For the second time in two seasons, Syracuse's defense will be opposed by quarterback Everett Golson. In September 2014, when Golson played for Notre Dame, he went 32-of-39 for 362 yards and four touchdowns as the Fighting Irish topped the Orange, 31-15, on a Saturday night at MetLife Stadium in East Rutherford, New Jersey.
Now playing quarterback for Florida State, Everett Golson will look to repeat that performance when the Seminoles (6-1, 4-1 Atlantic Coast Conference) play host to the Orange on Saturday at Doak Campbell Stadium in Tallahassee. SU, meanwhile, will look to prevent him from having that type of success, which could prove to be a challenge.
“He’s a very talented, athletic young man,” Syracuse head coach Scott Shafer said on Wednesday’s ACC Coaches teleconference. “He has a big arm.”
Golson transferred from Notre Dame to Florida State in May and because of the NCAA's graduate transfer rule, he was able to play immediately. So far this season, he’s thrown for 1,659 yards in seven games and has tossed 11 touchdowns to only one interception.
That impressive touchdown-to-interception ratio is indicative of the style of football Golson plays.
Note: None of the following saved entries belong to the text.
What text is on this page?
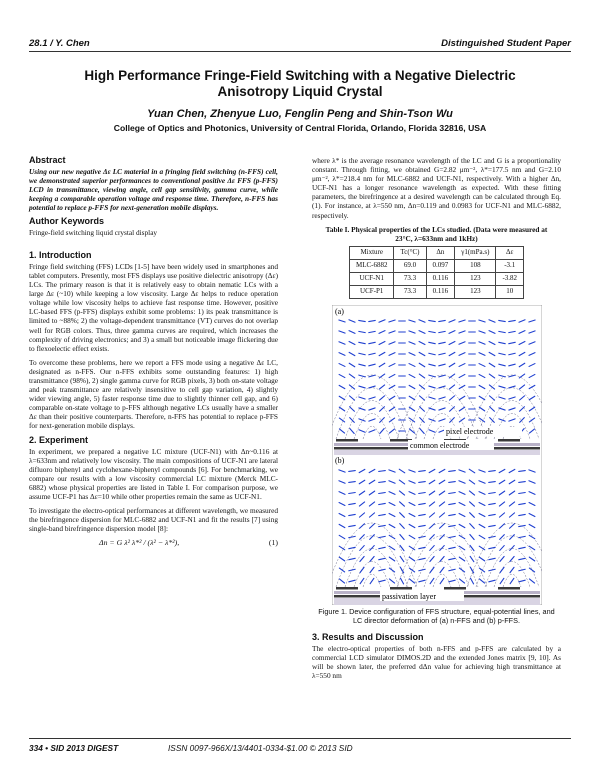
28.1 / Y. Chen	Distinguished Student Paper
High Performance Fringe-Field Switching with a Negative Dielectric Anisotropy Liquid Crystal
Yuan Chen, Zhenyue Luo, Fenglin Peng and Shin-Tson Wu
College of Optics and Photonics, University of Central Florida, Orlando, Florida 32816, USA
Abstract

Using our new negative Δε LC material in a fringing field switching (n-FFS) cell, we demonstrated superior performances to conventional positive Δε FFS (p-FFS) LCD in transmittance, viewing angle, cell gap sensitivity, gamma curve, while keeping a comparable operation voltage and response time. Therefore, n-FFS has potential to replace p-FFS for next-generation mobile displays.

Author Keywords

Fringe-field switching liquid crystal display

1. Introduction

Fringe field switching (FFS) LCDs [1-5] have been widely used in smartphones and tablet computers. Presently, most FFS displays use positive dielectric anisotropy (Δε) LCs. The primary reason is that it is relatively easy to obtain nematic LCs with a large Δε (~10) while keeping a low viscosity. Large Δε helps to reduce operation voltage while low viscosity helps to achieve fast response time. However, positive LC-based FFS (p-FFS) displays exhibit some problems: 1) its peak transmittance is limited to ~88%; 2) the voltage-dependent transmittance (VT) curves do not overlap well for RGB colors. Thus, three gamma curves are required, which increases the complexity of driving electronics; and 3) a small but noticeable image flickering due to flexoelectic effect exists.

To overcome these problems, here we report a FFS mode using a negative Δε LC, designated as n-FFS. Our n-FFS exhibits some outstanding features: 1) high transmittance (98%), 2) single gamma curve for RGB pixels, 3) both on-state voltage and peak transmittance are relatively insensitive to cell gap variation, 4) slightly wider viewing angle, 5) faster response time due to slightly thinner cell gap, and 6) comparable on-state voltage to p-FFS although negative LCs usually have a smaller Δε than their positive counterparts. Therefore, n-FFS has potential to replace p-FFS for next-generation mobile displays.

2. Experiment

In experiment, we prepared a negative LC mixture (UCF-N1) with Δn~0.116 at λ=633nm and relatively low viscosity. The main compositions of UCF-N1 are lateral difluoro biphenyl and cyclohexane-biphenyl compounds [6]. For benchmarking, we compare our results with a low viscosity commercial LC mixture (Merck MLC-6882) whose physical properties are listed in Table I. For comparison purpose, we assume UCF-P1 has Δε=10 while other properties remain the same as UCF-N1.

To investigate the electro-optical performances at different wavelength, we measured the birefringence dispersion for MLC-6882 and UCF-N1 and fit the results [7] using single-band birefringence dispersion model [8]:

Δn = G λ² λ*² / (λ² − λ*²),	(1)

where λ* is the average resonance wavelength of the LC and G is a proportionality constant. Through fitting, we obtained G=2.82 μm⁻², λ*=177.5 nm and G=2.10 μm⁻², λ*=218.4 nm for MLC-6882 and UCF-N1, respectively. With a higher Δn, UCF-N1 has a longer resonance wavelength as expected. With these fitting parameters, the birefringence at a desired wavelength can be calculated through Eq. (1). For instance, at λ=550 nm, Δn=0.119 and 0.0983 for UCF-N1 and MLC-6882, respectively.

Table I. Physical properties of the LCs studied. (Data were measured at 23°C, λ=633nm and 1kHz)
Mixture	Tc(°C)	Δn	γ1(mPa.s)	Δε
MLC-6882	69.0	0.097	108	-3.1
UCF-N1	73.3	0.116	123	-3.82
UCF-P1	73.3	0.116	123	10
(a)
(b)
pixel electrode
common electrode
passivation layer
Figure 1. Device configuration of FFS structure, equal-potential lines, and LC director deformation of (a) n-FFS and (b) p-FFS.
3. Results and Discussion

The electro-optical properties of both n-FFS and p-FFS are calculated by a commercial LCD simulator DIMOS.2D and the extended Jones matrix [9, 10]. As will be shown later, the preferred dΔn value for achieving high transmittance at λ=550 nm

334 • SID 2013 DIGEST	ISSN 0097-966X/13/4401-0334-$1.00 © 2013 SID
As a passer, he’s willing to simply take what the defense gives him. That means checking down to receivers when he can’t find anything downfield, throwing screen passes and hitting open receivers in the flat.
Against Syracuse last season, 17 of Golson’s passes were thrown and caught behind the line of scrimmage, including a 38-yard touchdown pass to Will Fuller in the second quarter of that game.
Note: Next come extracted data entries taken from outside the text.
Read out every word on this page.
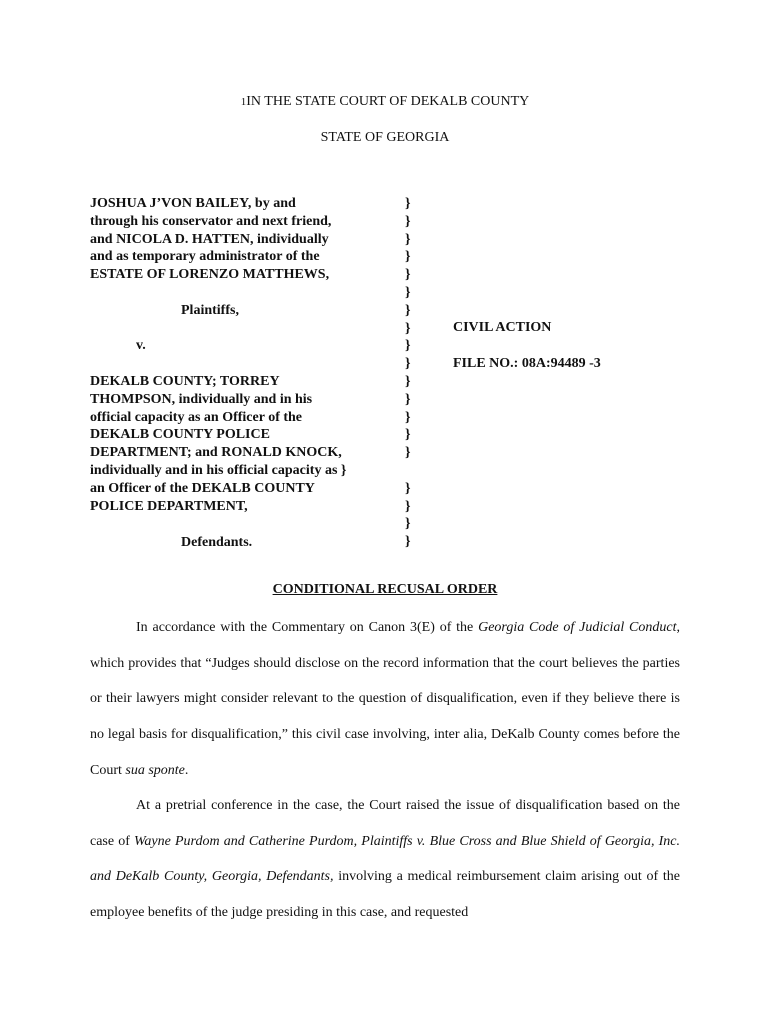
1IN THE STATE COURT OF DEKALB COUNTY
STATE OF GEORGIA
JOSHUA J’VON BAILEY, by and
through his conservator and next friend,
and NICOLA D. HATTEN, individually
and as temporary administrator of the
ESTATE OF LORENZO MATTHEWS,
Plaintiffs,
v.
DEKALB COUNTY; TORREY
THOMPSON, individually and in his
official capacity as an Officer of the
DEKALB COUNTY POLICE
DEPARTMENT; and RONALD KNOCK,
individually and in his official capacity as }
an Officer of the DEKALB COUNTY
POLICE DEPARTMENT,
Defendants.
}
}
}
}
}
}
}
}
}
}
}
}
}
}
}
}
}
}
}
CIVIL ACTION
FILE NO.: 08A:94489 -3
CONDITIONAL RECUSAL ORDER
In accordance with the Commentary on Canon 3(E) of the Georgia Code of Judicial Conduct, which provides that “Judges should disclose on the record information that the court believes the parties or their lawyers might consider relevant to the question of disqualification, even if they believe there is no legal basis for disqualification,” this civil case involving, inter alia, DeKalb County comes before the Court sua sponte.
At a pretrial conference in the case, the Court raised the issue of disqualification based on the case of Wayne Purdom and Catherine Purdom, Plaintiffs v. Blue Cross and Blue Shield of Georgia, Inc. and DeKalb County, Georgia, Defendants, involving a medical reimbursement claim arising out of the employee benefits of the judge presiding in this case, and requested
Golson has employed similar strategies this season with the Seminoles, even though he’s in a different offensive system. His best game this season came against Louisville two weeks ago, as he finished 26-of-38 for 372 yards and two touchdowns. Twelve of those completions occurred behind the line of scrimmage.
Syracuse, meanwhile, has struggled to defend those short passes. The Orange has especially had issues defending screen passes to running backs throughout the season. Additionally, SU often has its cornerbacks give cushions to wide receivers, which gives the opposing quarterback larger windows to complete short passes into. That’s something Golson will likely look to take advantage of.
And Golson isn’t only dangerous with his arm, something Syracuse defensive coordinator Chuck Bullough is aware of.
“We’re going to have to contain him when’s scrambling around,” Bullough said.
Golson hasn’t rushed for more than 14 yards in a game this season, but he’s still capable of using his legs to beat a defense. Specifically, when the pocket collapses on him, he has shown an ability to sidestep defenders and buy time with his legs before surveying the field and finding an open receiver.
If Syracuse can figure out a way to put pressure on Golson in the pocket and actually get to him, the Orange could have a chance to pull out a much-needed upset. If not, Golson will have the chance to terrorize Syracuse’s defense in the same manner that he did last season.
Syracuse and Florida State will kickoff at 12 p.m. tomorrow. As always, you can listen to live game action on 88.3 WAER-FM as the Orange look to get back to .500.